Earlier today, the U.S. Department of Labor reported [4] that for the week ending September 18, the advance figure for seasonally-adjusted initial unemployment claims was 351,000, an increase of 16,000 from the previous week's revised level. The previous week's level was revised up by 3,000 from 332,000 to 335,000.

“On the housing front, homebuyers continue to snap up available inventory, which has improved modestly, and home price growth is moderating,” said Khater. “However, the next few months will be choppy, as several home builders are signaling that they are going to deliver less supply amid labor and materials shortages.”

Earlier this week, the National Association of Home Builders (NAHB), in its NAHB/Wells Fargo Housing Market Index (HMI) [5], found that builder confidence inched up in September on lower lumber prices and strong housing demand, even as the housing sector continues to grapple with building material supply chain issues and labor challenges. Ending a three-month slide, builder sentiment in the market for newly built single-family homes edged up one point to 76 in September, according to the HMI.

“Builder sentiment has been gradually cooling since the HMI hit an all-time high reading of 90 last November,” said NAHB Chairman Chuck Fowke [6]. “The September data show stability as some building material cost challenges ease, particularly for softwood lumber.

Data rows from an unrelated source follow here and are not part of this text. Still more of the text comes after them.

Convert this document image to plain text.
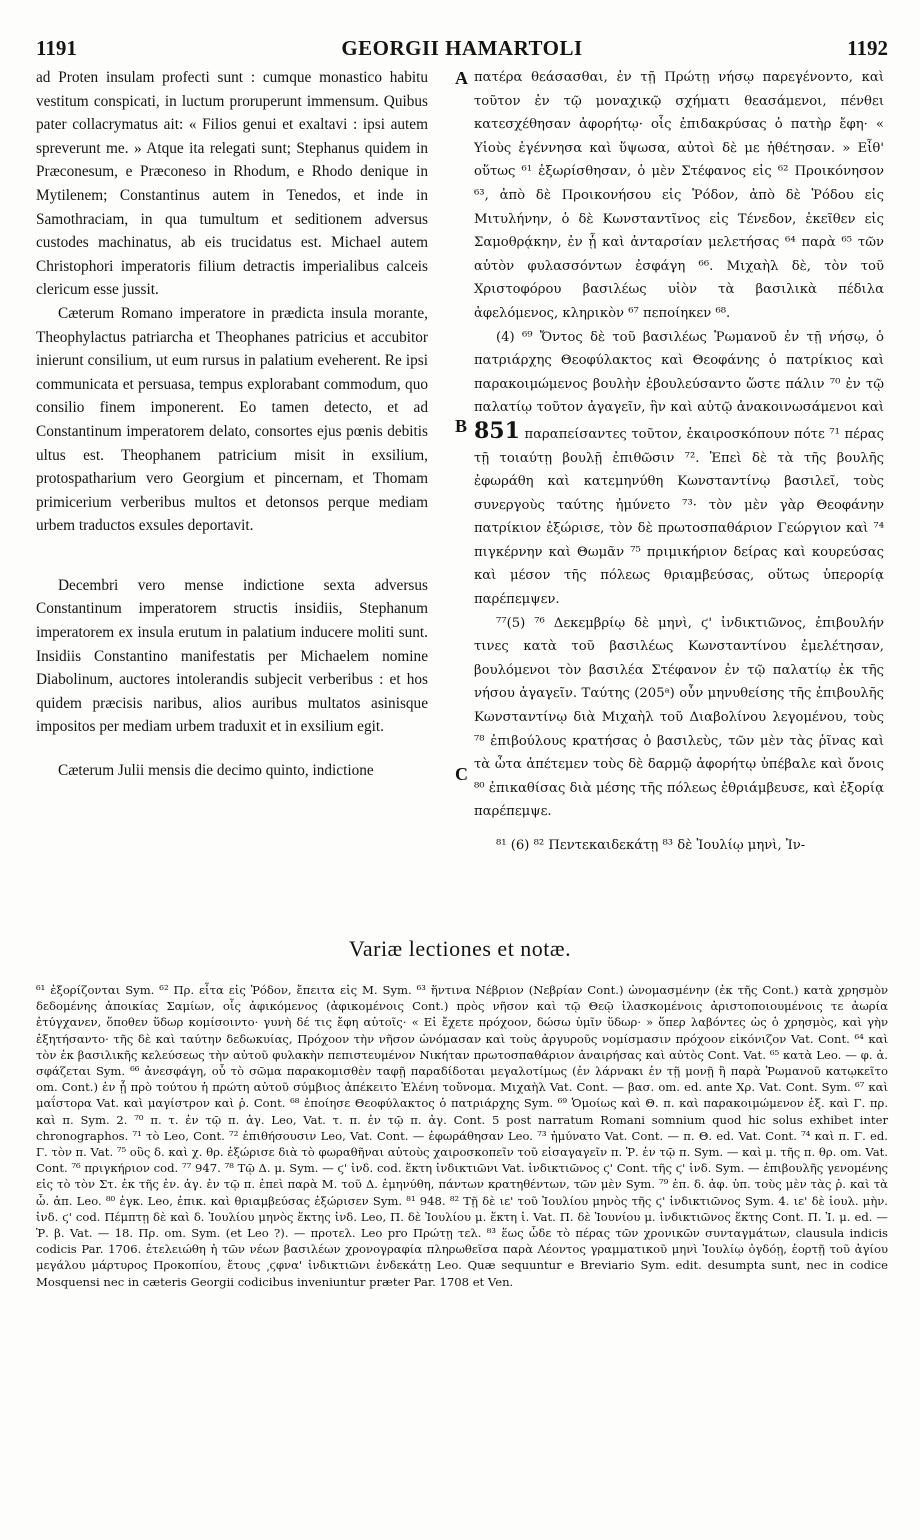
1191	GEORGII HAMARTOLI	1192

ad Proten insulam profecti sunt : cumque monastico habitu vestitum conspicati, in luctum proruperunt immensum. Quibus pater collacrymatus ait: « Filios genui et exaltavi : ipsi autem spreverunt me. » Atque ita relegati sunt; Stephanus quidem in Præconesum, e Præconeso in Rhodum, e Rhodo denique in Mytilenem; Constantinus autem in Tenedos, et inde in Samothraciam, in qua tumultum et seditionem adversus custodes machinatus, ab eis trucidatus est. Michael autem Christophori imperatoris filium detractis imperialibus calceis clericum esse jussit.

Cæterum Romano imperatore in prædicta insula morante, Theophylactus patriarcha et Theophanes patricius et accubitor inierunt consilium, ut eum rursus in palatium eveherent. Re ipsi communicata et persuasa, tempus explorabant commodum, quo consilio finem imponerent. Eo tamen detecto, et ad Constantinum imperatorem delato, consortes ejus pœnis debitis ultus est. Theophanem patricium misit in exsilium, protospatharium vero Georgium et pincernam, et Thomam primicerium verberibus multos et detonsos perque mediam urbem traductos exsules deportavit.

Decembri vero mense indictione sexta adversus Constantinum imperatorem structis insidiis, Stephanum imperatorem ex insula erutum in palatium inducere moliti sunt. Insidiis Constantino manifestatis per Michaelem nomine Diabolinum, auctores intolerandis subjecit verberibus : et hos quidem præcisis naribus, alios auribus multatos asinisque impositos per mediam urbem traduxit et in exsilium egit.

Cæterum Julii mensis die decimo quinto, indictione

A
B
C

πατέρα θεάσασθαι, ἐν τῇ Πρώτῃ νήσῳ παρεγένοντο, καὶ τοῦτον ἐν τῷ μοναχικῷ σχήματι θεασάμενοι, πένθει κατεσχέθησαν ἀφορήτῳ· οἷς ἐπιδακρύσας ὁ πατὴρ ἔφη· « Υἱοὺς ἐγέννησα καὶ ὕψωσα, αὐτοὶ δὲ με ἠθέτησαν. » Εἶθ' οὕτως ⁶¹ ἐξωρίσθησαν, ὁ μὲν Στέφανος εἰς ⁶² Προικόνησον ⁶³, ἀπὸ δὲ Προικονήσου εἰς Ῥόδον, ἀπὸ δὲ Ῥόδου εἰς Μιτυλήνην, ὁ δὲ Κωνσταντῖνος εἰς Τένεδον, ἐκεῖθεν εἰς Σαμοθρᾴκην, ἐν ᾗ καὶ ἀνταρσίαν μελετήσας ⁶⁴ παρὰ ⁶⁵ τῶν αὐτὸν φυλασσόντων ἐσφάγη ⁶⁶. Μιχαὴλ δὲ, τὸν τοῦ Χριστοφόρου βασιλέως υἱὸν τὰ βασιλικὰ πέδιλα ἀφελόμενος, κληρικὸν ⁶⁷ πεποίηκεν ⁶⁸.

(4) ⁶⁹ Ὄντος δὲ τοῦ βασιλέως Ῥωμανοῦ ἐν τῇ νήσῳ, ὁ πατριάρχης Θεοφύλακτος καὶ Θεοφάνης ὁ πατρίκιος καὶ παρακοιμώμενος βουλὴν ἐβουλεύσαντο ὥστε πάλιν ⁷⁰ ἐν τῷ παλατίῳ τοῦτον ἀγαγεῖν, ἣν καὶ αὐτῷ ἀνακοινωσάμενοι καὶ 851 παραπείσαντες τοῦτον, ἐκαιροσκόπουν πότε ⁷¹ πέρας τῇ τοιαύτῃ βουλῇ ἐπιθῶσιν ⁷². Ἐπεὶ δὲ τὰ τῆς βουλῆς ἐφωράθη καὶ κατεμηνύθη Κωνσταντίνῳ βασιλεῖ, τοὺς συνεργοὺς ταύτης ἠμύνετο ⁷³· τὸν μὲν γὰρ Θεοφάνην πατρίκιον ἐξώρισε, τὸν δὲ πρωτοσπαθάριον Γεώργιον καὶ ⁷⁴ πιγκέρνην καὶ Θωμᾶν ⁷⁵ πριμικήριον δείρας καὶ κουρεύσας καὶ μέσον τῆς πόλεως θριαμβεύσας, οὕτως ὑπερορίᾳ παρέπεμψεν.

⁷⁷(5) ⁷⁶ Δεκεμβρίῳ δὲ μηνὶ, ϛ' ἰνδικτιῶνος, ἐπιβουλήν τινες κατὰ τοῦ βασιλέως Κωνσταντίνου ἐμελέτησαν, βουλόμενοι τὸν βασιλέα Στέφανον ἐν τῷ παλατίῳ ἐκ τῆς νήσου ἀγαγεῖν. Ταύτης (205ᵃ) οὖν μηνυθείσης τῆς ἐπιβουλῆς Κωνσταντίνῳ διὰ Μιχαὴλ τοῦ Διαβολίνου λεγομένου, τοὺς ⁷⁸ ἐπιβούλους κρατήσας ὁ βασιλεὺς, τῶν μὲν τὰς ῥῖνας καὶ τὰ ὦτα ἀπέτεμεν τοὺς δὲ δαρμῷ ἀφορήτῳ ὑπέβαλε καὶ ὄνοις ⁸⁰ ἐπικαθίσας διὰ μέσης τῆς πόλεως ἐθριάμβευσε, καὶ ἐξορίᾳ παρέπεμψε.

⁸¹ (6) ⁸² Πεντεκαιδεκάτῃ ⁸³ δὲ Ἰουλίῳ μηνὶ, Ἰν-

Variæ lectiones et notæ.
⁶¹ ἐξορίζονται Sym. ⁶² Πρ. εἶτα εἰς Ῥόδον, ἔπειτα εἰς Μ. Sym. ⁶³ ἥντινα Νέβριον (Νεβρίαν Cont.) ὠνομασμένην (ἐκ τῆς Cont.) κατὰ χρησμὸν δεδομένης ἀποικίας Σαμίων, οἷς ἀφικόμενος (ἀφικομένοις Cont.) πρὸς νῆσον καὶ τῷ Θεῷ ἱλασκομένοις ἀριστοποιουμένοις τε ἀωρία ἐτύγχανεν, ὅποθεν ὕδωρ κομίσοιντο· γυνὴ δέ τις ἔφη αὐτοῖς· « Εἰ ἔχετε πρόχοον, δώσω ὑμῖν ὕδωρ· » ὅπερ λαβόντες ὡς ὁ χρησμὸς, καὶ γὴν ἐξητήσαντο· τῆς δὲ καὶ ταύτην δεδωκυίας, Πρόχοον τὴν νῆσον ὠνόμασαν καὶ τοὺς ἀργυροῦς νομίσμασιν πρόχοον εἰκόνιζον Vat. Cont. ⁶⁴ καὶ τὸν ἐκ βασιλικῆς κελεύσεως τὴν αὐτοῦ φυλακὴν πεπιστευμένον Νικήταν πρωτοσπαθάριον ἀναιρήσας καὶ αὐτὸς Cont. Vat. ⁶⁵ κατὰ Leo. — φ. ἀ. σφάζεται Sym. ⁶⁶ ἀνεσφάγη, οὗ τὸ σῶμα παρακομισθὲν ταφῇ παραδίδοται μεγαλοτίμως (ἐν λάρνακι ἐν τῇ μονῇ ἢ παρὰ Ῥωμανοῦ κατῳκεῖτο om. Cont.) ἐν ᾗ πρὸ τούτου ἡ πρώτη αὐτοῦ σύμβιος ἀπέκειτο Ἑλένη τοὔνομα. Μιχαὴλ Vat. Cont. — βασ. om. ed. ante Χρ. Vat. Cont. Sym. ⁶⁷ καὶ μαΐστορα Vat. καὶ μαγίστρον καὶ ῥ. Cont. ⁶⁸ ἐποίησε Θεοφύλακτος ὁ πατριάρχης Sym. ⁶⁹ Ὁμοίως καὶ Θ. π. καὶ παρακοιμώμενον ἐξ. καὶ Γ. πρ. καὶ π. Sym. 2. ⁷⁰ π. τ. ἐν τῷ π. ἀγ. Leo, Vat. τ. π. ἐν τῷ π. ἀγ. Cont. 5 post narratum Romani somnium quod hic solus exhibet inter chronographos. ⁷¹ τὸ Leo, Cont. ⁷² ἐπιθήσουσιν Leo, Vat. Cont. — ἐφωράθησαν Leo. ⁷³ ἠμύνατο Vat. Cont. — π. Θ. ed. Vat. Cont. ⁷⁴ καὶ π. Γ. ed. Γ. τὸν π. Vat. ⁷⁵ οὓς δ. καὶ χ. θρ. ἐξώρισε διὰ τὸ φωραθῆναι αὐτοὺς χαιροσκοπεῖν τοῦ εἰσαγαγεῖν π. Ῥ. ἐν τῷ π. Sym. — καὶ μ. τῆς π. θρ. om. Vat. Cont. ⁷⁶ πριγκήριον cod. ⁷⁷ 947. ⁷⁸ Τῷ Δ. μ. Sym. — ϛ' ἰνδ. cod. ἕκτη ἰνδικτιῶνι Vat. ἰνδικτιῶνος ϛ' Cont. τῆς ϛ' ἰνδ. Sym. — ἐπιβουλῆς γενομένης εἰς τὸ τὸν Στ. ἐκ τῆς ἐν. ἀγ. ἐν τῷ π. ἐπεὶ παρὰ Μ. τοῦ Δ. ἐμηνύθη, πάντων κρατηθέντων, τῶν μὲν Sym. ⁷⁹ ἐπ. δ. ἀφ. ὑπ. τοὺς μὲν τὰς ῥ. καὶ τὰ ὦ. ἀπ. Leo. ⁸⁰ ἐγκ. Leo, ἐπικ. καὶ θριαμβεύσας ἐξώρισεν Sym. ⁸¹ 948. ⁸² Τῇ δὲ ιε' τοῦ Ἰουλίου μηνὸς τῆς ϛ' ἰνδικτιῶνος Sym. 4. ιε' δὲ ἰουλ. μὴν. ἰνδ. ϛ' cod. Πέμπτῃ δὲ καὶ δ. Ἰουλίου μηνὸς ἕκτης ἰνδ. Leo, Π. δὲ Ἰουλίου μ. ἕκτη ἰ. Vat. Π. δὲ Ἰουνίου μ. ἰνδικτιῶνος ἕκτης Cont. Π. Ἰ. μ. ed. — Ῥ. β. Vat. — 18. Πρ. om. Sym. (et Leo ?). — προτελ. Leo pro Πρώτῃ τελ. ⁸³ ἕως ὧδε τὸ πέρας τῶν χρονικῶν συνταγμάτων, clausula indicis codicis Par. 1706. ἐτελειώθη ἡ τῶν νέων βασιλέων χρονογραφία πληρωθεῖσα παρὰ Λέοντος γραμματικοῦ μηνὶ Ἰουλίῳ ὀγδόῃ, ἑορτῇ τοῦ ἁγίου μεγάλου μάρτυρος Προκοπίου, ἔτους ͵ϛφνα' ἰνδικτιῶνι ἑνδεκάτῃ Leo. Quæ sequuntur e Breviario Sym. edit. desumpta sunt, nec in codice Mosquensi nec in cæteris Georgii codicibus inveniuntur præter Par. 1708 et Ven.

However, delivery times remain extended, and the chronic construction labor shortage is expected to persist as the overall labor market recovers.”

And for the second consecutive month, economists at Fannie Mae revised expectations for near-term real GDP growth downward—and outward—due to persistent supply chain disruptions and labor market tightness, according to its September 2021 commentary [7] from the Economic and Strategic Research (ESR) Group. Those factors, they say, will affect the housing market as the economy at large.

"Economic growth continues to be held back by supply chain and labor market constraints, both of which we expect to continue well into 2022," said Doug Duncan [8], Fannie Mae SVP and Chief Economist. "We also expect inflation to remain elevated through much of next year, even if the crest of the recent surge is behind us. Given the strength of recent house price appreciation and rent growth, we continue to believe that the contribution from housing to underlying inflation has yet to be fully realized within the official measures of inflation. Further, affordability remains a challenge, even with mortgage rates near historic lows; if the pace of income growth doesn't keep up with inflation and interest rates rise more than expected, we'd expect housing activity to slow from our current projections."

Also, this week, Freddie Mac’s PMMS found the 15-year FRM averaging 2.15%, with an average 0.6 point, up from last week when it averaged 2.12%. A year ago, at this time, the 15-year FRM averaged 2.40%. Meanwhile, the five-year Treasury-indexed hybrid adjustable-rate mortgage (ARM) averaged 2.43%, with an average 0.3 point, down from last week when it averaged 2.51%. A year ago, at this time, the five-year ARM averaged 2.90%.

"For real estate markets, 2021 has been a year of record-high prices fueled in part by record-low mortgage rates," said Realtor.com Manager of Economic Research George Ratiu [9]. "Moving into the last quarter of the year, the Fed’s stated intent to cut back on asset purchases is likely to begin nudging rates higher. The move will likely be gradual, giving buyers time to take advantage of still-favorable rates amid a growing number of homes for sale. New listings on Realtor.com have been rising in 21 of the last 26 weeks compared with the same period in 2020. However, price growth continues on an upward trend, albeit at a slower pace. Affordability challenges may play a bigger role as mortgage rates rise in the months ahead. At today’s rate, the monthly mortgage payment on a median-priced home is $97 higher than it was a year ago.”